Die Bezirkspolitiker unterstrichen die Wichtigkeit des Projektes: "Das ist eine Sache, die uns auf den Nägeln brennt. Wir hätten die neue Brücke möglichst gerne bald", sagte etwa Bezirksbürgermeister Axel Birkenbeul (SPD). Paul Westeppe (CDU) nahm die Lokalpolitik in die Pflicht. Diese müsse die Fördergelder beim Land einwerben, damit die Brücke erneuert werde und die Attraktivität erhalten bleibe. Klaus Küll (Grüne) brachte verschiedene Vorschläge ein, um schnell den erforderlichen Eigenanteil einzusammeln. Er nannte hier etwa die direkte Ansprache der zahlreichen Unternehmen der Solinger Schneidwarenindustrie oder ein "Crowdfunding" im Internet, bei dem sich viele Bürger schon mit kleinen Beträgen beteiligen könnten.
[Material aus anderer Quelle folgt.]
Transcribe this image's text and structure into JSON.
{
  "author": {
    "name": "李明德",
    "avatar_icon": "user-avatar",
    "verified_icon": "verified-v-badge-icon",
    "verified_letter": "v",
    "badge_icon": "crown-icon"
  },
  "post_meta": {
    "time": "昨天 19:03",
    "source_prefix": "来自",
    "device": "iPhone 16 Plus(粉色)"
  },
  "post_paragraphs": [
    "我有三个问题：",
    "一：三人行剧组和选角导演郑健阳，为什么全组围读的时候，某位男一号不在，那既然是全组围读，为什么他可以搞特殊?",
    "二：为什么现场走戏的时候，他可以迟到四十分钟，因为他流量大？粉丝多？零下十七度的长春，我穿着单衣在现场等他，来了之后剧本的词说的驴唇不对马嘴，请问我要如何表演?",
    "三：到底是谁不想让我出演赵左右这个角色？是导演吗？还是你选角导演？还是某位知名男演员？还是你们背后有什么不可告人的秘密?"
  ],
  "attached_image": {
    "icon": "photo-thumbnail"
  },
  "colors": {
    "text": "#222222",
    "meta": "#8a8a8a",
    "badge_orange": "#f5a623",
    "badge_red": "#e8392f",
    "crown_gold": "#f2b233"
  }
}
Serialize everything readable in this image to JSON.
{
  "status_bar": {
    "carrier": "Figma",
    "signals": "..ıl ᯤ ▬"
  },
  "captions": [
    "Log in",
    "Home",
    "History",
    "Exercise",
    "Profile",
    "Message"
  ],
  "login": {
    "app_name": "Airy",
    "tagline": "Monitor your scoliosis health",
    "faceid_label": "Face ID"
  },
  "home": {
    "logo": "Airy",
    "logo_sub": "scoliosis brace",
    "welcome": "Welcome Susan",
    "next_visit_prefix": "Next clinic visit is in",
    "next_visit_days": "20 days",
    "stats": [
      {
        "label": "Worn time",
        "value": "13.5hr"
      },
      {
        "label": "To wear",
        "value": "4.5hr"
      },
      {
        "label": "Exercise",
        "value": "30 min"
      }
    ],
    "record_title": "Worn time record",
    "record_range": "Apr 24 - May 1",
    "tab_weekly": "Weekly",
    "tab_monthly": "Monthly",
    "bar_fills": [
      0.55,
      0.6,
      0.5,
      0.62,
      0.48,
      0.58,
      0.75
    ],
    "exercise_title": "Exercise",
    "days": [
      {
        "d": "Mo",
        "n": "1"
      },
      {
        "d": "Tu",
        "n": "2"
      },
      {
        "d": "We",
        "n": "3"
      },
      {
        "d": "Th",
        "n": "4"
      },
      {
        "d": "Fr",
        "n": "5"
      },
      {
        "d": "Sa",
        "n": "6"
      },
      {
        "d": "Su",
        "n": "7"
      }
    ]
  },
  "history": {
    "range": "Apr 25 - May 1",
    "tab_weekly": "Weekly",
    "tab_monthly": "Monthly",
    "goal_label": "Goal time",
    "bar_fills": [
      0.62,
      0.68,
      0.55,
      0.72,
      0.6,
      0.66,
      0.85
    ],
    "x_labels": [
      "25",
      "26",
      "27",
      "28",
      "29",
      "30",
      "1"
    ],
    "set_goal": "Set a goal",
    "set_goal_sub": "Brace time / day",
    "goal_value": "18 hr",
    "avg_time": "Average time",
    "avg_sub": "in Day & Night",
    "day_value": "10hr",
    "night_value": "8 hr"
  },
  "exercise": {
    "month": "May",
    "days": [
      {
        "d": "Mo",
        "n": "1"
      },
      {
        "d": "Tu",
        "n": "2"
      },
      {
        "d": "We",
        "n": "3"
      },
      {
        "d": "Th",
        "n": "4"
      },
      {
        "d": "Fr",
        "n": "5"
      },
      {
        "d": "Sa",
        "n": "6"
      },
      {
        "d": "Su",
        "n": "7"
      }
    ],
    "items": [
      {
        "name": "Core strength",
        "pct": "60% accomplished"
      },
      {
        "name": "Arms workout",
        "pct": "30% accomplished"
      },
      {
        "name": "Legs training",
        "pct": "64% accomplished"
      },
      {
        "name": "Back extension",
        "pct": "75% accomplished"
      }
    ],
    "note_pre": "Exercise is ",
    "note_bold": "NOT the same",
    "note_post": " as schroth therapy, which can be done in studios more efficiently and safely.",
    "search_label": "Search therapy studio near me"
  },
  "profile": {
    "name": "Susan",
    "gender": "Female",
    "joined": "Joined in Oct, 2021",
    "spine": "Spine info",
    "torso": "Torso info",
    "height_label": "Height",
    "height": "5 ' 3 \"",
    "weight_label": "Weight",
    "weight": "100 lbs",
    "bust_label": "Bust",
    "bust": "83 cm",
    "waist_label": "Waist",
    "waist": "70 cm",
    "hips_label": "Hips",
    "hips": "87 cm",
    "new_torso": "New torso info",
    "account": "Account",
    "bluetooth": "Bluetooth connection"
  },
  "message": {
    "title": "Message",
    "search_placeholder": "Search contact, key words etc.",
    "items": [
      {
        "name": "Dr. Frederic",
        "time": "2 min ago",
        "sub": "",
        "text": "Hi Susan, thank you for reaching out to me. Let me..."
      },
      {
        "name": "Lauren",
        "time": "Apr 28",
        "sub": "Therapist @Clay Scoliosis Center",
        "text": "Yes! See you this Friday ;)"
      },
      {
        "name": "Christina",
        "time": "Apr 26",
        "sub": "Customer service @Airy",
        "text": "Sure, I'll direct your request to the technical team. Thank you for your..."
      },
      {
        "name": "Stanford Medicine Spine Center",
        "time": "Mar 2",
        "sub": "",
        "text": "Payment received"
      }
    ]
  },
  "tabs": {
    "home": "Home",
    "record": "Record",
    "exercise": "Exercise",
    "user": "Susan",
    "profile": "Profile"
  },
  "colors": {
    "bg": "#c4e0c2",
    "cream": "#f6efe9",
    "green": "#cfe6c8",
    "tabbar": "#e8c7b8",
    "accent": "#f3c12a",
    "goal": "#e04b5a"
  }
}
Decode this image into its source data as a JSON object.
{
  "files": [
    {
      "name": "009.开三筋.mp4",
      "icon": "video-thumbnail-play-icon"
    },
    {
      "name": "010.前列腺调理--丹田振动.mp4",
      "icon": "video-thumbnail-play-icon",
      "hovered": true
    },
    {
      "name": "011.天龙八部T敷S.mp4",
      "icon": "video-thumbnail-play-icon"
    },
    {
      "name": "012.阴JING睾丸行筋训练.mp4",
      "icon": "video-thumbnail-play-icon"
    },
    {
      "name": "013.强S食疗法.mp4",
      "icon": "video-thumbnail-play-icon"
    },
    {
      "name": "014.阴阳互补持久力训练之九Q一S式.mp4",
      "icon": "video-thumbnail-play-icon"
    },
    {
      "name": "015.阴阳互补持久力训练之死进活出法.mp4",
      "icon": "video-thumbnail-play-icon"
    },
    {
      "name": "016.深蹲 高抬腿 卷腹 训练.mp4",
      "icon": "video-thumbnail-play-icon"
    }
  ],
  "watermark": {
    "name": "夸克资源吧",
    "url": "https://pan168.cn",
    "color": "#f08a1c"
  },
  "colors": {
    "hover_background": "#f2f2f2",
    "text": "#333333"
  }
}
Die Strohner Brücke war 1927 errichtet worden, um daran die Leitung vom Wasserwerk in Glüder über die Wupper hinauf nach Krahenhöhe entlang zu führen, wie Norbert Feldmann von den Stadtwerken berichtete. Der städtische Energie- und Wasserversorger benötigt die Brücke aber schon lange nicht mehr für seinen Betrieb.

Mittlerweile hat die Wupperquerung jedoch eine gewisse Bedeutung als Teil der lokalen und regionalen Rad- und Wanderwege entwickelt. Da die Gefahr bestand, dass Personen durch die Holzbohlen einbrechen könnten, und auch die Stahlträger marode sind, ist die Brücke seit dem 6. Juli dieses Jahres gesperrt.